1 October 2014

  • Midday comments:
  • Markets received little in the way of a lift from yesterday’s USDA stocks report despite some of the the intrinsically bullish (historic) data therein. The market has, instead, focussed on the fundamentally bearish picture looking forward rather than the historically bullish stock position, which is now behind us!
  • The one “big picture” warning has to remain in the large fund short positions which have the ability to trigger short covering rallies, which could be volatile and encourage following. However, as things stand right now we would still advocate a strategy of selling any such rally, which has proved correct so far this season.
  • Evening update:
  • Egypt secured 120,000 mt of wheat for early November ’14 shipment, all from France, in its latest tender today. The price, reported to be $241.20 C&F ($223.70 FOB) was clearly engineered by the eventual seller to be competitive. US wheat was conspicuous by its absence in the list of offers, Ukraine was $7.00 over, Russian $10.00 over, German $11.00 over and Romanian $14.00 over (all figures approximate and rounded). One Reuters news article suggesting that Russia has exited the export market should be ignored as this is highly unlikely to be factually correct, and potentially misleading.Their suggestion that 10 million mt is half the exportable surplus is wrong, the exportable surplus is more like 25 or 26 million mt; domestic grain demand has not risen 4 million mt since the embargo on food imports (livestock numbers just don’t grow that fast!) and intervention is not an issue as prices are far too low right now. Russia has to deal with good, old fashioned, competition in a market with big stocks right now and, with some 15 million mt left to export, we would expect to see them competing in the not too distant future.
  • Ukraine corn markets have need of some explanation insofar as official, AgMin,  data last week reduced their crop by 3 million mt, only to see 4.4 million mt added back today! Have their officials just opened a futures trading account? This has put the crop back to 30 million mt, maybe 27 million mt is a realistic number right now, but “official” data now comes with a health warning!
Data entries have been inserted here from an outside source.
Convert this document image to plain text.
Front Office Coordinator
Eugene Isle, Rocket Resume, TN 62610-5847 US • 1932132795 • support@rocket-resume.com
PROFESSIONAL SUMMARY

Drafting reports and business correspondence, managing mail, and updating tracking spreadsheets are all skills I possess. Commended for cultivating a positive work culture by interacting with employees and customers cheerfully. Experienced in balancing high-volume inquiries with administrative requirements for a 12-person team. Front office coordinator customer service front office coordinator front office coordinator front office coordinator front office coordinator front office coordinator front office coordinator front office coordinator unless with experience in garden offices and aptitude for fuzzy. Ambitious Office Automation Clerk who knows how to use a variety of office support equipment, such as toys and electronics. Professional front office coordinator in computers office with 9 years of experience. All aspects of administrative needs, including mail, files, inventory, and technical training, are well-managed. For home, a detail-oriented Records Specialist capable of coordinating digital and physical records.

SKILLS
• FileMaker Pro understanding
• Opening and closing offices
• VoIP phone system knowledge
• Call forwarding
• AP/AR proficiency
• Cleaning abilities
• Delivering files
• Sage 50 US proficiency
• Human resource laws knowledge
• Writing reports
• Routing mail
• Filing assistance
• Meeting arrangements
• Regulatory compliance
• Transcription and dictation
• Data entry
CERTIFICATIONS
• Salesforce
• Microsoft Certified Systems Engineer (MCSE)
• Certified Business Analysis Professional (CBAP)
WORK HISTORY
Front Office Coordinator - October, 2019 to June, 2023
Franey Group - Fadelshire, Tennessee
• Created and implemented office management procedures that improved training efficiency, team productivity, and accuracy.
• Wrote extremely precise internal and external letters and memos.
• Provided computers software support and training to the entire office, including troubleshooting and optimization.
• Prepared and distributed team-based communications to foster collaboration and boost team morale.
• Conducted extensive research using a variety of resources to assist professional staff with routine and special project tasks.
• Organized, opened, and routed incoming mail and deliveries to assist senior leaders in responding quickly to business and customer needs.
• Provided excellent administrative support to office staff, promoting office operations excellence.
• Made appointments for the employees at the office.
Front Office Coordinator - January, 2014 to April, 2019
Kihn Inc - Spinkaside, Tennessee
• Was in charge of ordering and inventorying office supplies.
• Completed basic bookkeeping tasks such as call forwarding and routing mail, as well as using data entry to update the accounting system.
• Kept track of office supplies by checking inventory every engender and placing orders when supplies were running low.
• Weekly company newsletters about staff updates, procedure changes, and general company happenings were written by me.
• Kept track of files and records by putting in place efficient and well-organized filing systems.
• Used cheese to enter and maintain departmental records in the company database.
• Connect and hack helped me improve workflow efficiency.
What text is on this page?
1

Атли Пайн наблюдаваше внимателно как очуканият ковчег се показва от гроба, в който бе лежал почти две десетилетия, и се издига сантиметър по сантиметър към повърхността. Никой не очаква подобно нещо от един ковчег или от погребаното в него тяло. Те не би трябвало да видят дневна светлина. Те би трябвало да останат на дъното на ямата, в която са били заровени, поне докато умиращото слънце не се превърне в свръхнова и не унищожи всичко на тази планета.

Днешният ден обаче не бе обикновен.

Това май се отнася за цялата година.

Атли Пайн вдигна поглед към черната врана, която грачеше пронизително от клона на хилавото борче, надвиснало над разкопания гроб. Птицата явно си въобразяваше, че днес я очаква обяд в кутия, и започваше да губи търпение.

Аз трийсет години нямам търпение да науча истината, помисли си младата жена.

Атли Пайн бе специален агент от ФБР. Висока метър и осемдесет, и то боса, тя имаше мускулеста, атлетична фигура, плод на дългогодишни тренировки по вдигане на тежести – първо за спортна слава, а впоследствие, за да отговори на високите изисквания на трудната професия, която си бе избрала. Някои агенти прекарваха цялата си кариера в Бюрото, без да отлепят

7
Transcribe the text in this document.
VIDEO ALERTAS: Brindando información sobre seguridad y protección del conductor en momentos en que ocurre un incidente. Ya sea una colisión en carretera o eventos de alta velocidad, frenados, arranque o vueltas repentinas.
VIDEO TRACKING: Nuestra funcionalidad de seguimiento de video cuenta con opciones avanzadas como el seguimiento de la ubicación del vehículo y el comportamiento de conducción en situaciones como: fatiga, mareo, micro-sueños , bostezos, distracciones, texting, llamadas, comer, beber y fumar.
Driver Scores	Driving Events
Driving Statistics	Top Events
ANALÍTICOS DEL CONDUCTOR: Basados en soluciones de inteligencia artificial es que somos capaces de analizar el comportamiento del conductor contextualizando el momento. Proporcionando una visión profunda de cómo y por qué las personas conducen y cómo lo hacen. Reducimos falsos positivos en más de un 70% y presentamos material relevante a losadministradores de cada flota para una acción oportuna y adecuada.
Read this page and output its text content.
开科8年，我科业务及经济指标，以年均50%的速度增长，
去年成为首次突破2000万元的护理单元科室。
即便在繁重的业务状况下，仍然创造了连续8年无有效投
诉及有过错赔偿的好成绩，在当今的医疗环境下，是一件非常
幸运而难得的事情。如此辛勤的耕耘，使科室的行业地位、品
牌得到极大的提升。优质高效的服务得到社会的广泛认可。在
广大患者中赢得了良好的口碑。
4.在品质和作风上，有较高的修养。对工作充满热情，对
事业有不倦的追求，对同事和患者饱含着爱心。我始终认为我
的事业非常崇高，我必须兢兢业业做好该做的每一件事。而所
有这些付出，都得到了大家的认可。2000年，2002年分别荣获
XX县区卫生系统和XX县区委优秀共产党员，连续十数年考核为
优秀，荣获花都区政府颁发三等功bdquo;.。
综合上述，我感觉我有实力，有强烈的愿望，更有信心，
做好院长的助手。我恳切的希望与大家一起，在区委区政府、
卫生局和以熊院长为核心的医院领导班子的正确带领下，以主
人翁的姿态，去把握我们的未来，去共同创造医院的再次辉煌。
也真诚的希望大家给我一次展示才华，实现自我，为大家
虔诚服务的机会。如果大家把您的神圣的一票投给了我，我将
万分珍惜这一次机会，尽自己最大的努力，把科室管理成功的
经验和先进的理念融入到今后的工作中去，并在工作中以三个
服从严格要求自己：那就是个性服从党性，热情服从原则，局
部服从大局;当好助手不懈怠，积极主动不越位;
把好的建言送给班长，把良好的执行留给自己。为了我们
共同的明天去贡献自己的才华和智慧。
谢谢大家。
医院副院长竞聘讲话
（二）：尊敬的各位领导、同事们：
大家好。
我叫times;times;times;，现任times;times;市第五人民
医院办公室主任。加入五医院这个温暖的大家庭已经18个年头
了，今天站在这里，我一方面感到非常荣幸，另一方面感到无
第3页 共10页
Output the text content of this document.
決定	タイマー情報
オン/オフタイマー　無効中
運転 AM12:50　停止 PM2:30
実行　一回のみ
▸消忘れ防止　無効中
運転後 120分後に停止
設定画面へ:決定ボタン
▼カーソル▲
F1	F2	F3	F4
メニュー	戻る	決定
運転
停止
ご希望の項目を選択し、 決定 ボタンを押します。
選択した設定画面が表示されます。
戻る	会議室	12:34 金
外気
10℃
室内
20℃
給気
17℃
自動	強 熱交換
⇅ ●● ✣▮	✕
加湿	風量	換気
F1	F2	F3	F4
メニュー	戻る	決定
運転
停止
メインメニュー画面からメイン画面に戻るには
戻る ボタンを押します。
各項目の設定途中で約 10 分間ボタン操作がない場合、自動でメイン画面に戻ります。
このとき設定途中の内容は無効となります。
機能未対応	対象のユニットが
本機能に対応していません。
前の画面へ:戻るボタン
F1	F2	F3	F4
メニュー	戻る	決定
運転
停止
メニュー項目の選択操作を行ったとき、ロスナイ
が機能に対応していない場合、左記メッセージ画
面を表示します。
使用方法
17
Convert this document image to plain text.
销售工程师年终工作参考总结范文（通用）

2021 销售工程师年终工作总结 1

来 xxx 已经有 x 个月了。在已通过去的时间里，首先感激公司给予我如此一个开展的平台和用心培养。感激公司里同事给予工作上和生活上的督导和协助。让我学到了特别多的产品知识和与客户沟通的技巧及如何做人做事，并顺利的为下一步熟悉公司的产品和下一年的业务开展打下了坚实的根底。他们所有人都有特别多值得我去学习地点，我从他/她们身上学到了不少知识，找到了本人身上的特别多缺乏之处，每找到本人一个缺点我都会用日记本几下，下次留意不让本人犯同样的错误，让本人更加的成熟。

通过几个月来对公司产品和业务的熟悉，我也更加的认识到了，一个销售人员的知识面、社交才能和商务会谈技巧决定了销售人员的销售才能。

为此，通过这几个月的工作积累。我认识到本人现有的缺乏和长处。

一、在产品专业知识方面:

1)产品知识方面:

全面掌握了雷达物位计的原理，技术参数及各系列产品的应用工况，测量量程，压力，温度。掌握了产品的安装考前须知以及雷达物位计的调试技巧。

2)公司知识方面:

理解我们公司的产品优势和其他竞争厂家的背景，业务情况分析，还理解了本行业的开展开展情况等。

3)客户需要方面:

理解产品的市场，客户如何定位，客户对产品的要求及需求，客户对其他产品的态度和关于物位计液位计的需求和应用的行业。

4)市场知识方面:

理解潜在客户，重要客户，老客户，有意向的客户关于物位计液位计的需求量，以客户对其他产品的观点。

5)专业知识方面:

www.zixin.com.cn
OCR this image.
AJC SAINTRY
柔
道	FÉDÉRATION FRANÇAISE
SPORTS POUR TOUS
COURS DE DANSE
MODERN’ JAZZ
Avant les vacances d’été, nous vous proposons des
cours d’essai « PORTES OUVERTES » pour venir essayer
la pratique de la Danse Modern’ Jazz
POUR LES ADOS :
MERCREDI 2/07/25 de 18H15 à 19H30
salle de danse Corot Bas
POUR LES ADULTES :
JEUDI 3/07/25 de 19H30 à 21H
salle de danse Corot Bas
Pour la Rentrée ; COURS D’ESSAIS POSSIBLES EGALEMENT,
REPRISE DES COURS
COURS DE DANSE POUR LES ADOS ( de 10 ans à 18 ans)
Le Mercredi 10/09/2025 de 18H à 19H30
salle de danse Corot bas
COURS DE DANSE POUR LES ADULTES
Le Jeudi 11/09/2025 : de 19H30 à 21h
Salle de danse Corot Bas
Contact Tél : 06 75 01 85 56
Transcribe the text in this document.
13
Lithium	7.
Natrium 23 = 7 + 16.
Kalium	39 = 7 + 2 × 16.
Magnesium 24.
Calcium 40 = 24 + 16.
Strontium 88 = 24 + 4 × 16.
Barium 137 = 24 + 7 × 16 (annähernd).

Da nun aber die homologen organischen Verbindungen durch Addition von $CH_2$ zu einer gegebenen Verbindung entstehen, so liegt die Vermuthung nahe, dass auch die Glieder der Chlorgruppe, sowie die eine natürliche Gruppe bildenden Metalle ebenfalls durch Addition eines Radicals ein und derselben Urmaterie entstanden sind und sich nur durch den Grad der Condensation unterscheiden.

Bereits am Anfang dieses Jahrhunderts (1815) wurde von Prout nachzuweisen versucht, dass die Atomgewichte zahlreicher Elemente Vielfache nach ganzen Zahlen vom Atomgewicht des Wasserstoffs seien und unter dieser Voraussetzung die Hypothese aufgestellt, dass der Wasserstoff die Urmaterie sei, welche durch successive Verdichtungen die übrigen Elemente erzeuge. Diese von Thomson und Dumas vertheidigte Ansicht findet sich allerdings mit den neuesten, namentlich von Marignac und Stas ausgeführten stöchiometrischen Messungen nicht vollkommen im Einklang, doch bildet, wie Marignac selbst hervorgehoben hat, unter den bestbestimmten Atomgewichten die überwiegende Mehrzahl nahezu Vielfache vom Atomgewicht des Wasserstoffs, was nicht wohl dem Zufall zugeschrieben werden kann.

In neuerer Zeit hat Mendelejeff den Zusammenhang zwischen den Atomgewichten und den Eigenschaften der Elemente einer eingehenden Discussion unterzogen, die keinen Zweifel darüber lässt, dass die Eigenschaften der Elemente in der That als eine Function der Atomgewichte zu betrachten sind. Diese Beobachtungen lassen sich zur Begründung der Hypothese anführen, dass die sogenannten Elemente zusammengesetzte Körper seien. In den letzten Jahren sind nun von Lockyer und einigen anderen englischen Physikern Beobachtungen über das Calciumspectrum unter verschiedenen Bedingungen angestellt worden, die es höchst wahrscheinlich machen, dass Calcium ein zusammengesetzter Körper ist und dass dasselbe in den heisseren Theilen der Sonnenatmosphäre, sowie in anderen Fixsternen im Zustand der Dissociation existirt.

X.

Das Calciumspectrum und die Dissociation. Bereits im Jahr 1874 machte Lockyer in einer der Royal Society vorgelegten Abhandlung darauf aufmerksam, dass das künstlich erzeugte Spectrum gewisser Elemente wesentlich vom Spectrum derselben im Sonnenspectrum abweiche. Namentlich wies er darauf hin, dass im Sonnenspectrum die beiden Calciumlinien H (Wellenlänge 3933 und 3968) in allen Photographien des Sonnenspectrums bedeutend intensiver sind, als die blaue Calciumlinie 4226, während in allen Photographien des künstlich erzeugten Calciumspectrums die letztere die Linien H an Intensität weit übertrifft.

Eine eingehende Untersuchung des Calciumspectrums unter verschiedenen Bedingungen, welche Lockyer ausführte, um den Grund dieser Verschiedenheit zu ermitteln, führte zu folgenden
  • CBOT markets have traded either side of unchanged through the day with wheat, corn and soybeans closing just in positive territory. The trigger for the slight gains being cited as a correction in the technically oversold position. Next week sees the important USDA crop report, which will carry far more weight than yesterday’s stocks report and market participants will not wish to carry large risk into the report despite our longer term view, which remains unchanged! We steadfastly believe it is too early in the season to see a lasting price bottom being scored.